The short-term vacation rental site Airbnb is a “market distrupter,” with a value that may have surpassed the 4,000-hotel Marriott chain, PKF’s Lane said.

Vacation rental sites like Airbnb, VRBO (Vacation Rentals by Owner) and HomeAway allow people to rent out a spare room or their entire home. Increasingly, landlords and tourist rental operators are using the sites to fill investment properties or a second home.

Despite ongoing battles with city regulators around the globe, Airbnb is the biggest and fastest growing vacation rental site, Lane said. The 7-year-old firm maintains its valuation totals $24 billion, surpassing Marriott International’s total value of $21 billion, the Wall Street Journal reported recently.

The website has more than a million listings, Lane said. InsideAirbnb.com reports it had nearly 27,500 listings in New York this past spring, 14,520 in Los Angeles and 5,426 in San Francisco.

There are at least 800 in Orange County, according to an Airbnb search.

“Hotels are seeing new competitors they wouldn’t otherwise have,” Lane said.

5. Hot summer sales

This year’s summer homebuying season should be the best in four years, says Nela Richardson, chief economist for online real estate site Redfin.

Redfin uses early indicators such as online requests to view homes and written offers. Home-tour requests on Redfin were up 24 percent from last year in May and 30 percent in June, Richardson said.

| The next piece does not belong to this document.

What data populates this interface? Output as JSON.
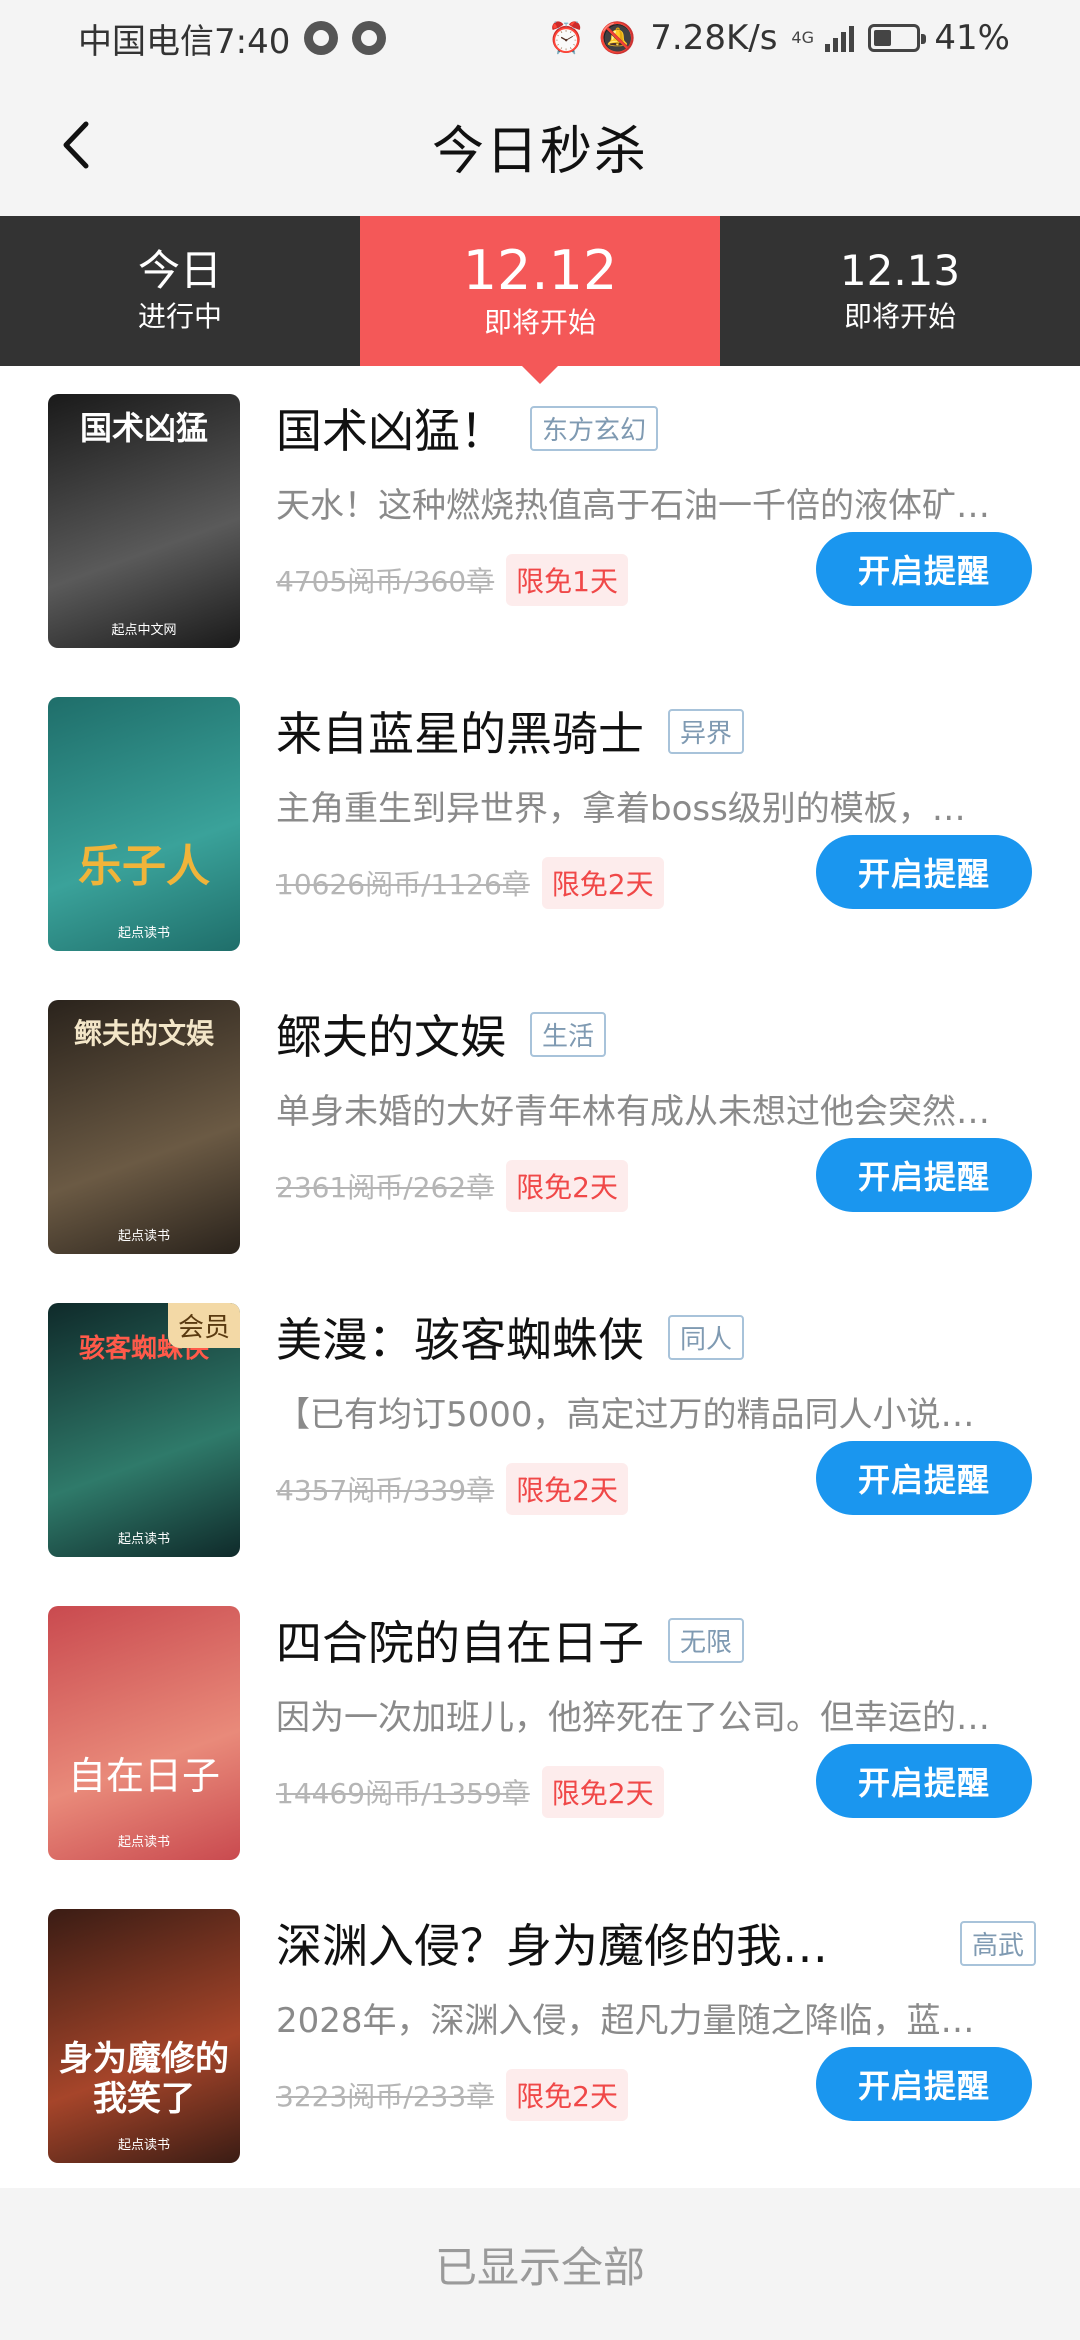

Offers were up 13 percent in May and 1.3 percent in June.

The number of offers in which buyers waived a home inspection were up 6 percent both months. That’s clearly a strong indicator of buyer demand, since waiving the inspection is a huge risk for buyers, she said.

6. More rental houses

The housing crash ended when big private equity firms and hedge funds began buying up single-family foreclosures en masse to hold as rentals.

Now, says Dan Ganguly, CEO of Irvine-based HomeUnion, 95 percent of those investing in houses are individuals rather than big firms.

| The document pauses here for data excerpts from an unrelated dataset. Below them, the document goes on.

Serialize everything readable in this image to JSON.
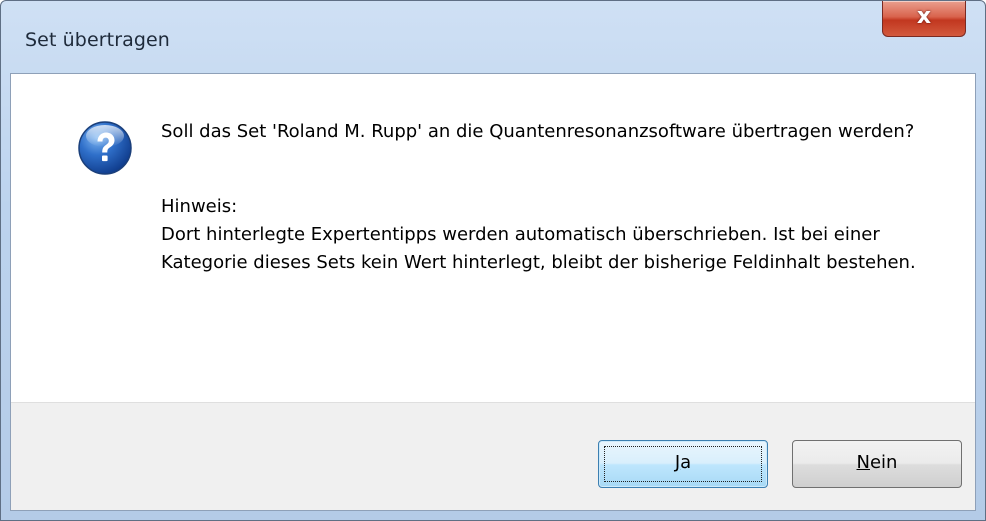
{
  "window": {
    "title": "Set übertragen",
    "close_glyph": "x"
  },
  "dialog": {
    "icon": "question-icon",
    "message": "Soll das Set 'Roland M. Rupp' an die Quantenresonanzsoftware übertragen werden?",
    "hint_label": "Hinweis:",
    "hint_text": "Dort hinterlegte Expertentipps werden automatisch überschrieben. Ist bei einer Kategorie dieses Sets kein Wert hinterlegt, bleibt der bisherige Feldinhalt bestehen."
  },
  "buttons": {
    "yes_mnemonic": "J",
    "yes_rest": "a",
    "no_mnemonic": "N",
    "no_rest": "ein"
  },
  "colors": {
    "titlebar": "#bcd3ee",
    "close": "#c2371f",
    "footer": "#f0f0f0",
    "default_button": "#bee6fd"
  }
}
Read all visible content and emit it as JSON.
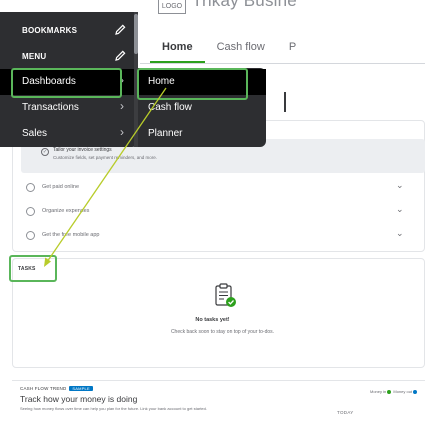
{
  "header": {
    "logo_text": "LOGO",
    "company_name": "Trikay Busine"
  },
  "tabs": [
    {
      "label": "Home",
      "active": true
    },
    {
      "label": "Cash flow",
      "active": false
    },
    {
      "label": "P",
      "active": false
    }
  ],
  "nav": {
    "bookmarks_label": "BOOKMARKS",
    "menu_label": "MENU",
    "items": [
      {
        "label": "Dashboards",
        "selected": true
      },
      {
        "label": "Transactions",
        "selected": false
      },
      {
        "label": "Sales",
        "selected": false
      }
    ],
    "submenu": [
      {
        "label": "Home",
        "selected": true
      },
      {
        "label": "Cash flow",
        "selected": false
      },
      {
        "label": "Planner",
        "selected": false
      }
    ]
  },
  "setup": {
    "first_title": "Tailor your invoice settings",
    "first_sub": "Customize fields, set payment reminders, and more.",
    "rows": [
      {
        "label": "Get paid online"
      },
      {
        "label": "Organize expenses"
      },
      {
        "label": "Get the free mobile app"
      }
    ]
  },
  "tasks": {
    "label": "TASKS",
    "empty_title": "No tasks yet!",
    "empty_sub": "Check back soon to stay on top of your to-dos."
  },
  "cash_flow": {
    "heading": "CASH FLOW TREND",
    "badge": "SAMPLE",
    "title": "Track how your money is doing",
    "sub": "Seeing how money flows over time can help you plan for the future. Link your bank account to get started.",
    "legend_in": "Money in",
    "legend_out": "Money out",
    "today": "TODAY"
  },
  "colors": {
    "nav_bg": "#2d2e31",
    "nav_selected": "#000000",
    "accent_green": "#2ca01c",
    "highlight_green": "#5ab65a",
    "arrow_yellow": "#b8cc2a",
    "badge_blue": "#0077c5"
  }
}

He maintains that as homeownership rates fall, the benefits of buying houses to rent out will rise. The national rate fell to a 22-year low of 63.7 percent this year, U.S. Census figures show. Orange County’s homeownership rate was down to 57.5 percent in 2013.

“The rental economy will continue to go up,” said Ganguly, whose firm invests clients’ money in houses across the nation. “That means that investing in residential real estate is going to continue to be viable.”

7. New online world

Ninety percent of home searches now begin online. And the online real estate world today is dominated by two companies.

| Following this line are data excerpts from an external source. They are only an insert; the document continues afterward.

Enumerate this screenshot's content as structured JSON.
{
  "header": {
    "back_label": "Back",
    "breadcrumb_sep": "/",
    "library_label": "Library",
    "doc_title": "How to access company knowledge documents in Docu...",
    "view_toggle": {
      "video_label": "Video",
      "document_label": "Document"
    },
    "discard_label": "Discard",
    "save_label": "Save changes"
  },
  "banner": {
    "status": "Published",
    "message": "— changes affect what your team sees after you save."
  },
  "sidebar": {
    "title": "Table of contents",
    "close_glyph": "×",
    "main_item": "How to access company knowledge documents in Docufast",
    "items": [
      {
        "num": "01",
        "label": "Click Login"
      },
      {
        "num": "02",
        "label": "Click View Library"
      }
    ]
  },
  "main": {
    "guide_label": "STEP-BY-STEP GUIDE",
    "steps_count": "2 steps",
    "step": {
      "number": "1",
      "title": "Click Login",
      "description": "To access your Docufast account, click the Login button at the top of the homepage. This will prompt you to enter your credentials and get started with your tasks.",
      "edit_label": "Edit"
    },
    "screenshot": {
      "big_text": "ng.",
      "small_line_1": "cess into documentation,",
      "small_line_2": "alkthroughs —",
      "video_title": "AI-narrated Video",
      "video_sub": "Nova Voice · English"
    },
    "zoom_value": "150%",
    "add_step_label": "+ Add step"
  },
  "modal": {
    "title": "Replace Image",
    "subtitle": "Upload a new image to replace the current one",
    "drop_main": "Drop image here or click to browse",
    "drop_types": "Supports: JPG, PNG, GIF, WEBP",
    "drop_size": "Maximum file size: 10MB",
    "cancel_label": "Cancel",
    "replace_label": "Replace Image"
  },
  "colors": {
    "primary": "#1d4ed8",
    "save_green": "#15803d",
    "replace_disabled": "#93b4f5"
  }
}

In February, No. 1 website Zillow paid more than $2 billion to acquire No. 2 Trulia. In September, Rupert Murdoch’s News Corp. announced a $950 million agreement to buy Move Inc., operator of Realtor.com, the third-largest online listing company.

Ryan O’Hara, Move’s new chief executive, said Realtor.com hopes to benefit by networking with News Corp.’s other properties, including the Wall Street Journal, Dow Jones, social media and video curator Storyful and book publisher HarperCollins.

“We hope to turbo-charge Realtor.com,” O’Hara said, claiming the site’s page views are up nearly 40 percent this year, so far, and has overtaken Trulia for the No. 2 spot.

Zillow and Trulia, meanwhile, are capitalizing on their early start in the mobile market; they were among the first to develop apps for the Apple Watch.

And soon, your car could be sending alerts as you drive: “You’ve been looking for a three-bedroom, two-bathroom house with a pool? Here’s one.”

“Everything,” said Zillow spokeswoman Katie Curnutte, “will be more personalized.”